Procrastination is a true human trait and proof of the existence of God with the promise of His most wonderful heaven. It clearly exhibits the hope and confidence in a better tomorrow and thereby, by extension, the rationale to put off today what can be done later. But in the meantime, before we reach heaven, I don’t think it’s such a good idea. What do I mean by that? Consider the following.
In a short period of time, a good friend of mine has lost three significant women in his life, all of which has made for a wall of grief to emerge. In addition to this clover of tears, he is, you could say, in-between jobs, and clearly repulsed by the full-time, in-between, low-paying, dignity-robbing employment that currently occupies his time while barely paying the bills. And he feels so alone. What makes this difficult is that he is one of those kind of people who tends to be accommodating, serving, and the one who is always there for others. It is not always as rewarding as it seems. You don’t need a degree in social media technology or nuclear physics to realize that the person I have described is not only an endangered species but also a walking target, standing around with a large sign in bright letters, “Hurt Me!” While you try to be there for everyone else, when you are at your most vulnerable, everyone is busy. And rightly so.

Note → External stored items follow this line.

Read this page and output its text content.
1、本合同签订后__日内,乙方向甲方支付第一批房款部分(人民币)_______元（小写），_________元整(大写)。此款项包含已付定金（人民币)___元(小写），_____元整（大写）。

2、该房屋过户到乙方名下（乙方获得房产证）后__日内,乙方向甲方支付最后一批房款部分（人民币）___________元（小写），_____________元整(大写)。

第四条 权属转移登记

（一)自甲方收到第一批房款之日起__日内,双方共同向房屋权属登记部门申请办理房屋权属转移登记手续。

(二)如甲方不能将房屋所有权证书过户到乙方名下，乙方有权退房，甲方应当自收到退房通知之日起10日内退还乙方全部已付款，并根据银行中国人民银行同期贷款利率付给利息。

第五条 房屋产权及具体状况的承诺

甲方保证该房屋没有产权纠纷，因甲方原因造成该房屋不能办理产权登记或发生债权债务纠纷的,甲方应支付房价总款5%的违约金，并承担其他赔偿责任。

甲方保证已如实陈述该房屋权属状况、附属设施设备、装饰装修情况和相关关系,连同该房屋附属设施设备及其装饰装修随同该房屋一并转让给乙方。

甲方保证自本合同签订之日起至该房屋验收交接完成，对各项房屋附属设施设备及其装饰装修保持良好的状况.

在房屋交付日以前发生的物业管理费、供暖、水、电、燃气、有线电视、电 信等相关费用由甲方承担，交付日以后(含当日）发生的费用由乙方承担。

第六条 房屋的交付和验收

The solution is easy, really. Either he keeps the sign on his back, wallows in misery, and tries to wangle a few extra dollars per hour, or, he can remove and disassemble this ill-advised mantra and start something new. Even though he’s pushing sixty, I still believe there’s room for re-invention and a new road for my friend. Perhaps grief causes groaning that can open avenues to growth if the individual chooses to go in that direction. Therefore, I encouraged him to make a careful inspection of his life to date. This will involve manifesting a list of the things he likes in his life and the aspects he does not. He must invite the Lord Jesus to walk with this very “personal memory lane” before doing anything or hurting anyone. But it must be done and soon. But how does one re-invent anything? Is there really such a word? Yes, there is. It means to invent again without knowing that the invention already exists; to remake or make over, as in a different form; and to bring back, revive. Now let’s look at each part of the definition.

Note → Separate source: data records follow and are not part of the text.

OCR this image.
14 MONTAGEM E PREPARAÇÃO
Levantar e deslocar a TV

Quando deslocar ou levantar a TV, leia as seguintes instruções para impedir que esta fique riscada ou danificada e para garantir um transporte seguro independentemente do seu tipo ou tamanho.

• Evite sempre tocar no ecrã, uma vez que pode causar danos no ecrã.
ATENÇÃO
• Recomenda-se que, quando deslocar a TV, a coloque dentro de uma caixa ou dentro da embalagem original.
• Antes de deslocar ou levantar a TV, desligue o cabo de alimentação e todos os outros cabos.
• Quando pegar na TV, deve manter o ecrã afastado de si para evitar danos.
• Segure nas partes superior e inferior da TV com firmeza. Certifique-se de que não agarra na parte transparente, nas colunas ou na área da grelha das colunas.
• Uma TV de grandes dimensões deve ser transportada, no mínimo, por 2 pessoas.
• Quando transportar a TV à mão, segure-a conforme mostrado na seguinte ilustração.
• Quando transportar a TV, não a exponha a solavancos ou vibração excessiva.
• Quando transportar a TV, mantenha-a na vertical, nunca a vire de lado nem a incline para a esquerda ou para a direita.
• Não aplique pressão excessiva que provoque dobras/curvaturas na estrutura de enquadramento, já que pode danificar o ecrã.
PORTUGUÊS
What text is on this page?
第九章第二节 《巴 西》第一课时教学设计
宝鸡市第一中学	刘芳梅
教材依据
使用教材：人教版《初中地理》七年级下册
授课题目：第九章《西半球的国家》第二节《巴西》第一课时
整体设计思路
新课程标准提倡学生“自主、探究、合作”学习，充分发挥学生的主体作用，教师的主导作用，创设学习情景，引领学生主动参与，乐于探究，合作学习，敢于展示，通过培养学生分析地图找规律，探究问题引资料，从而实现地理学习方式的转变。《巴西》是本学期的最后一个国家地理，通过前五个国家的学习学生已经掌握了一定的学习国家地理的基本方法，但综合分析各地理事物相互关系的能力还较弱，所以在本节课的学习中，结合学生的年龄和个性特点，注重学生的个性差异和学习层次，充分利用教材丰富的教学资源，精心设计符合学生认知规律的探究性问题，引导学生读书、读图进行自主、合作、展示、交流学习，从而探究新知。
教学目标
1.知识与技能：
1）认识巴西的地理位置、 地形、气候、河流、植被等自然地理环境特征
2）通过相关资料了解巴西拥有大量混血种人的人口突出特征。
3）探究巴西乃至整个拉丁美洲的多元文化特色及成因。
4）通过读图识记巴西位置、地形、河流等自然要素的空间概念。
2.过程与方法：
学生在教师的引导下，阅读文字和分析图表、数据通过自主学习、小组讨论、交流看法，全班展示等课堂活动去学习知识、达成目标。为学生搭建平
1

To invent again. The art of re-invention has already been fifty-two percent accomplished in most of us. We are who we are and the best description of life around us can be found in the little phrase, “it is what it is.” Before moving forward, I must realize this, that adversity and problems do not create character and strength, they reveal them. When you crush an olive, you get olive oil. When your crush a grape you get fine wine. When you crush a noble human being, the result is a holy life ready for anything and waiting upon the Lord. True enough, right? So why can’t we just stop there and go on our merry way? Because we will undoubtedly end up where we left off, like some revision of Groundhog Day where every twenty minutes or so, the plot starts all over again. Although we have been assured that the re-invented hope of our true self already exists, we must move forward.
To remake or make over. Something has to change. It has to look, feel and sound different. Although the essential items of life remain intact, there has to be solid, tangible changes that even if no one else can see, he knows he can. Then all the change and attitude shifts can take hold.

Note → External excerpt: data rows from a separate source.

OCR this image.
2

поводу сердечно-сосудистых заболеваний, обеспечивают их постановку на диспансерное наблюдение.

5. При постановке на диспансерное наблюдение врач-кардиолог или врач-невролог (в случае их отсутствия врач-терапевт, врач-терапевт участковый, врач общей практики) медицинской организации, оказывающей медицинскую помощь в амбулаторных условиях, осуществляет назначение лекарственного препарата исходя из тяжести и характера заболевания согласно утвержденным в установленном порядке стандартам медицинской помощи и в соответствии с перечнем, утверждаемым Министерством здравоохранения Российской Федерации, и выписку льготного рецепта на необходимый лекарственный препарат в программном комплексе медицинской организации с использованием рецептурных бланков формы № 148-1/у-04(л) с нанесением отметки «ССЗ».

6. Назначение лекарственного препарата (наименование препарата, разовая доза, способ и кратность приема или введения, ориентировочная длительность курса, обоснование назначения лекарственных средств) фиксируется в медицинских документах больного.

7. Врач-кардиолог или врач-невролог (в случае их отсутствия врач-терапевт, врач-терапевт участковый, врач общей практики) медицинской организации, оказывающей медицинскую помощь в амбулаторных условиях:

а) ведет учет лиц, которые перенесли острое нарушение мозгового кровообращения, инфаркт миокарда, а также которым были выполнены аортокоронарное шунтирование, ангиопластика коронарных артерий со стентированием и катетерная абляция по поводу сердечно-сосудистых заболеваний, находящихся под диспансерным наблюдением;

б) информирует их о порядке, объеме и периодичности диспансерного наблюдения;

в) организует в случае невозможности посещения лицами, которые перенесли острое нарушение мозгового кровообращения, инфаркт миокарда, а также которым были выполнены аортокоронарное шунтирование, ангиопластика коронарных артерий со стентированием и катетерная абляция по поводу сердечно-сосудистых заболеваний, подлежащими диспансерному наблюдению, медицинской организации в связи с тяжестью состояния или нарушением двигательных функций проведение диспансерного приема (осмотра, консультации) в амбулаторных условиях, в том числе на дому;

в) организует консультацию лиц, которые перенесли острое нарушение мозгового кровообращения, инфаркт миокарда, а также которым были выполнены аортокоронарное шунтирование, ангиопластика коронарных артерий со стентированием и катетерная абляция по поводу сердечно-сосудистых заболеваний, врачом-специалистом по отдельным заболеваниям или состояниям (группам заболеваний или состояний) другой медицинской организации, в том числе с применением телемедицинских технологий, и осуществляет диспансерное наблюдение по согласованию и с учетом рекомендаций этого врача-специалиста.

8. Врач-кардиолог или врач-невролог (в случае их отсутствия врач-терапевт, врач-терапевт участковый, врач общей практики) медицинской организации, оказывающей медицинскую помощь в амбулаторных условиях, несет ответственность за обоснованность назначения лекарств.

To bring back, revive. I love the word, revival. You can almost see life being poured back into an empty canvass, scenario and most especially a heart-broken warrior and sojourner who simply will not stop until he wins. Stop with all the activity that drains energy and life. Cease listening to negative and judgmental rhetoric. Enough with enabling. Right. Now life starts pouring in like a sweet forest waterfall.
Well, my friend has made his lists, phone calls, resumes, and looks like he is ready to turn the page today. Most importantly, and to my great relief and joy, he has invited the Lord to be right with him because He is truly “my light and my salvation.” And I am truly excited about his prospects and liken him a little like those four wonderful and mythical characters from The Wizard of Oz. I think what I like most about this classic American every man story is what actually happens throughout their journey. Unlike what the four seekers hoped for and expected, the Wizard does not tap them on the head with some wizardly wand and turn them into something they aren’t. No, his job is simply to reassure the foursome that they are not lacking anything, and he helps them recognize their own true talents and abilities. The Wizard’s job is to enable the seekers to see themselves more clearly by reminding them how smart, talented, and courageous they already are. Ours is the power of belief, the power of affirming what we really want, the power of claiming our heart’s desire according to the merciful will of our Heavenly Father, a far more comforting image than a crafty traveling salesman behind a curtain. Could this famous Wizard be an archetypal figure for Jesus?
My friend is doing very well these days, at least since the last time we spoke. His story mingled with that of Dorothy, Scarecrow, Tinman, and the Lion is the story of all who want to be happy and find fulfillment in our own lives. It is the battle, search and exciting journey to uncover and truly discover our true self. To develop our own intellect, heart, and courage and find our way to our true home, and to help others do the same. I can certainly live with that.